Antropologia, le risposte alle grandi e ataviche domande dell’umanità

Antropologia, le risposte alle grandi e ataviche domande dell’umanità

di Giorgio Manzi (P.O. di Antropologia alla Sapienza Università di Roma, S.c. dell’Accademia Nazionale dei Lincei, Associazione Antropologica Italiana).

Intendiamo per Antropologia la disciplina scientifica che in inglese prende il nome di Physical Anthropology (malamente tradotto in italiano con Antropologia fisica) e con la quale ci riferiamo a quell’approccio euristico che, già nell’Ottocento, veniva a rappresentare lo studio della Storia Naturale dell’uomo.

Pertanto, l’Antropologia rappresenta una delle sfide più ardite della scienza e della conoscenza. Comporta infatti una potenziale circolarità tra l’osservatore (l’essere umano) e l’oggetto della sua osservazione (l’essere umano stesso). Nondimeno, i temi dell’antropologia sono di straordinaria attualità, proprio oggi che la popolazione mondiale ha quasi raggiunto gli otto miliardi di individui, distribuiti dappertutto, sempre più interconnessi e interdipendenti su scala globale, con grandi responsabilità nei confronti dell’intero pianeta. Alla luce di questa premessa si capisce quanto sia complesso dare una definizione o un significato precisi all’Antropologia.

Evoluzionismo, genetica e storia: gli ingredienti dell’Antropologia.

Dunque, comprendere meglio chi siamo, quale siano la nostra natura e il nostro posto nella natura, così come ricercare le origini della nostra variabilità biologica e culturale sono temi cruciali, oggi più di ieri, per poter affrontare le sfide che dobbiamo affrontare e che, peraltro, sono destinate ad aumentare in futuro.

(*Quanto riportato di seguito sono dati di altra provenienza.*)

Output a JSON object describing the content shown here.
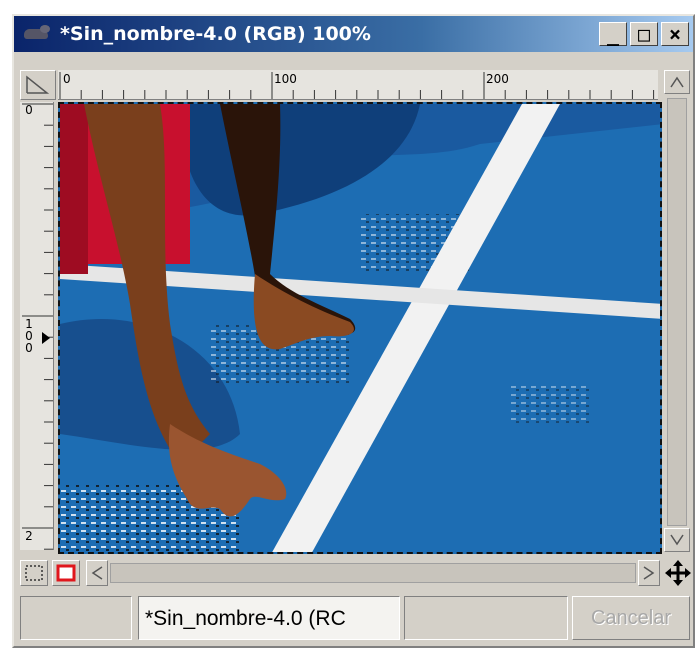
{
  "window": {
    "title": "*Sin_nombre-4.0 (RGB) 100%",
    "controls": {
      "minimize": "_",
      "maximize": "□",
      "close": "×"
    }
  },
  "ruler_top": {
    "labels": [
      "0",
      "100",
      "200"
    ]
  },
  "ruler_left": {
    "labels": [
      "0",
      "1\n0\n0",
      "2"
    ]
  },
  "statusbar": {
    "field1": "",
    "field2": "*Sin_nombre-4.0 (RC",
    "field3": "",
    "cancel_label": "Cancelar"
  },
  "colors": {
    "titlebar_start": "#0a246a",
    "titlebar_end": "#a6caf0",
    "court_blue": "#1d6db3",
    "line_white": "#f2f2f2",
    "skin": "#8a4a22",
    "shirt_red": "#c8102e",
    "quickmask_red": "#e0161c"
  },
  "icons": {
    "app": "gimp-wilber-icon",
    "quickmask_off": "quickmask-off-icon",
    "quickmask_on": "quickmask-on-icon",
    "navigate": "move-cross-icon"
  }
}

Facendo nostre le parole di un grande biologo della prima metà del XX secolo – T.G. Dobzhansky: Nothing in biology makes sense except in the light of evolution (1973) – ci sentiamo incoraggiati a equiparare l’Antropologia (fisica) alla denominazione forse più attuale di Antropologia evoluzionistica. Tutt’oggi, però, non esiste (quantomeno non esiste in Italia) una consapevolezza diffusa riguardo ai legami che abbiamo con la nostra natura di Primati, cioè con le oltre 400 specie di lemuri e scimmie tuttora viventi, senza contare quelle estinte.

È bene sapere, invece, che esistono una quantità di caratteristiche che molti considerano esclusivamente nostre, ma che in realtà non lo sono, proprio perché le abbiamo in comune con gli altri Primati, viventi ed estinti. Condividiamo infatti con loro larga parte del patrimonio genetico. Sappiamo bene, ad esempio, che con gli scimpanzé abbiamo in comune circa il 98,5% del genoma. È d’altra parte probabile, anzi ovvio, che nella piccola frazione di genoma che ci rende diversi si nascondano informazioni genetiche importanti, anzi decisive, che sono perlopiù regolatrici dei processi di accrescimento e sviluppo. Sono dunque in grado di fare una notevole differenza in termini di caratteristiche del fenotipo, di funzionalità biologiche, di attitudini ecologiche, di capacità cognitive e di potenzialità sociali e culturali.

Antropologia fisica e Antropologia sociale: tappe e comportamenti cruciali che ci hanno reso come siamo.

Pensando alle caratteristiche più nostre acquisite nel corso dell’evoluzione, sono di particolare attualità sia la tendenza degli esseri umani a diffondersi geograficamente, sia la propensione di Homo sapiens a essere un formidabile “costruttore” di nuove nicchie ecologiche, alle quali costantemente ci adattiamo. Sono fra gli aspetti della nostra natura antropologica che vediamo in azione ancora oggi.

Osserviamo in effetti come gli esseri umani abbiano sempre conservato una costante tendenza a diffondersi e a mescolarsi, mantenendo l’unità della specie (malgrado la notevole espansione territoriale) e rendendo vano ogni tentativo di classificare la diversità umana in “razze” o, per meglio dire, in varietà geografiche. Allo stesso tempo, si può sostenere che siano stati i numeri della demografia (e lo siano ancor di più oggi) a essere cruciali per i grandi passaggi della storia, a partire dal tempo profondo della preistoria, quando prese avvio l’epoca che ormai molti chiamano Antropocene, il cui incedere è diventato ormai impetuoso. Anche per questo, da una ventina d’anni il termine è diventato sempre più popolare. Se da un lato ci allarma (giustamente), dall’altro ci interroga sul significato e sull’importanza di una scienza che si occupi della natura, delle origini e della variabilità di noi Homo sapiens: quella scienza che chiamiamo, appunto, Antropologia.